“Deeply moving and intellectually stimulating at once, this is not only a film about trans people, but more importantly, it is also one that fully embodies the trans experience in all its complexity.”
Paul B. Preciado’s terrific reworking of Orlando, the canonical 1928 novel by Virginia Woolf, features several attempts at categorization. The “biography” marker is right there in the title after all, but unlike Woolf’s original text which had the relatively neutral subtitle “A Biography,” Preciado opts to use first person and emphasize the political impulse that informs his version. Another potential category is identified early in the film when on-screen text is used to describe it as a “free adaptation.” The Berlinale, where the film premieres as a part of the Encounters section, lists it as “documentary form,” which, like the other labels, seems accurate but not quite sufficient to capture the inventiveness that distinguishes this remarkable debut. If there is one defining quality to Orlando, My Political Biography, it must be the film’s defiance of easy classification. Instead of following the codes and conventions of any established film mode, Preciado boldly bends filmic structures and freely plays with form to find an alternative way of depicting the trans experience on screen.
Preciado himself explains in the beginning that despite his love and admiration for Woolf’s work, he has issues with the novel’s protagonist, who is an aristocrat representing the British colonial power. The director accurately and effectively reinterprets Orlando as an early text on trans identity, but instead of merely celebrating this much-discussed book, he initiates a correspondence with Woolf! The artists may be a century apart, but as poignantly expressed in an early scene, “life ends long after death,” and this dialogue is much more resonant, even essential, in the contemporary world. Considering the fact that the novel covers about 300 years (without the titular character aging visibly), this dialogue across time feels like a particularly apt adaptation strategy. The duality of perspectives, an inherent aspect of the correspondence format, informs the rest of the film as each scene introduces two characters (two versions of Orlando), resulting in an impressively varied yet coherent catalogue of testimonies. There are more than 20 Orlandos credited, representing people of different ages from 8 to 70. In playful scenes that bring interviews and re-enactments together, Orlandos reflect on many different topics that range from their interactions with psychiatrists to experiences with hormone therapy or responses to Woolf’s novel.
What emerges out of this rich gallery of interpretations is a pointed critique of our societal obsession with the gender binary, the inadequacy of social structures or so-called support mechanisms, and a decades-spanning history of trans activism. Preciado identifies several elements in Woolf’s novel in relation to these themes: he comments on the ease of the metamorphosis in the book (Orlando’s change from male to female occurs smoothly during sleep) and argues that this change had to take place outside Britain, with Orlando’s displacement when he is sent as an ambassador to Istanbul (referred to as Constantinople in both the book and the film) being a key factor. Highlighting the autobiographical elements in Woolf’s work, he mentions the author’s lesbianism and affair with Vita Sackville-West. On a broader level, some of the Orlandos discuss the bureaucratic obstacles they constantly face, including issues regarding identification, naming, and paperwork. Likewise, archival footage of Christine Jorgensen’s public appearances is effectively used to illustrate the historical erasure of trans or non-binary individuals.

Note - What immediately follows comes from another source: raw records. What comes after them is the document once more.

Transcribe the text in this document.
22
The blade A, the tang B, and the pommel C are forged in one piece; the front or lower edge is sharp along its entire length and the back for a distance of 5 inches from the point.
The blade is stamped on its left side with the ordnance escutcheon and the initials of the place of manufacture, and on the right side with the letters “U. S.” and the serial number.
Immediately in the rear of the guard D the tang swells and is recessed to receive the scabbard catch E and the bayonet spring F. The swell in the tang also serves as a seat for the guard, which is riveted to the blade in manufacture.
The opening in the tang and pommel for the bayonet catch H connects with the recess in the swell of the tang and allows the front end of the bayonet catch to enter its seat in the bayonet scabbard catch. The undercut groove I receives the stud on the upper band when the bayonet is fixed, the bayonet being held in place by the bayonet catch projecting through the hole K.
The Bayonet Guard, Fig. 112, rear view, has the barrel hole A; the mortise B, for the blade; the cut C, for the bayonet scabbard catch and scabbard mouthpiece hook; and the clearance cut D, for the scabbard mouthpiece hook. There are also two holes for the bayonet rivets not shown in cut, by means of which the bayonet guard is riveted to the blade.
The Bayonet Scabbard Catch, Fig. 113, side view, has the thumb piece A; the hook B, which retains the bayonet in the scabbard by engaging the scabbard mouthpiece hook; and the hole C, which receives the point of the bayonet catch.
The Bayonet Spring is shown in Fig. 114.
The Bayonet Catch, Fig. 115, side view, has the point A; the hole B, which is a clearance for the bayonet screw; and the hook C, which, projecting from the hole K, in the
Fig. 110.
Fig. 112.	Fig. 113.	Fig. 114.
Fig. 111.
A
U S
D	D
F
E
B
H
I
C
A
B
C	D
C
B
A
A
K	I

While biographies often tend to prioritize a singular point of view, this particular take on Orlando is refreshingly decentralized. This is a collective biography, equally attuned to the specificity of personal experiences and the commonalities that emerge from multiple recollections. All actors introduce themselves when they first appear on screen, emphasizing their selfhood and reminding the audience about the collaborative nature of the work. In addition to the high number of Orlandos and their introductions, Preciado’s constantly shape-shifting mise-en-scène also contributes to this plurality of perspectives. The location in each scene is transformed in one way or another, often resulting in unpredictable courses of action. A particularly humorous example of this is a sequence that starts in the waiting room of a psychiatrist’s office and evolves into a musical interlude as the room morphs into a disco! Some of the re-enactments are staged in ways that highlight similar transformations of space, with camera movements gradually revealing how painted backgrounds change or lighting is stepped up. Another clever scene near the end of the film presents the cold operating room of a hospital in a completely unexpected way.
Considering Preciado’s work as a philosopher, the stature of the source novel, and the conceptual density of the film, Orlando, My Political Biography may seem overly academic or intimidating at first. But this accomplished work of creative non-fiction is marked by compassion, humanism, and honesty above all else. Rather than any scholarly pretension, the unusual flexibility of the film’s form is more closely linked to Preciado’s search for an authentic, inherently non-binary paradigm. Deeply moving and intellectually stimulating at once, this is not only a film about trans people, but more importantly, it is also one that fully embodies the trans experience in all its complexity.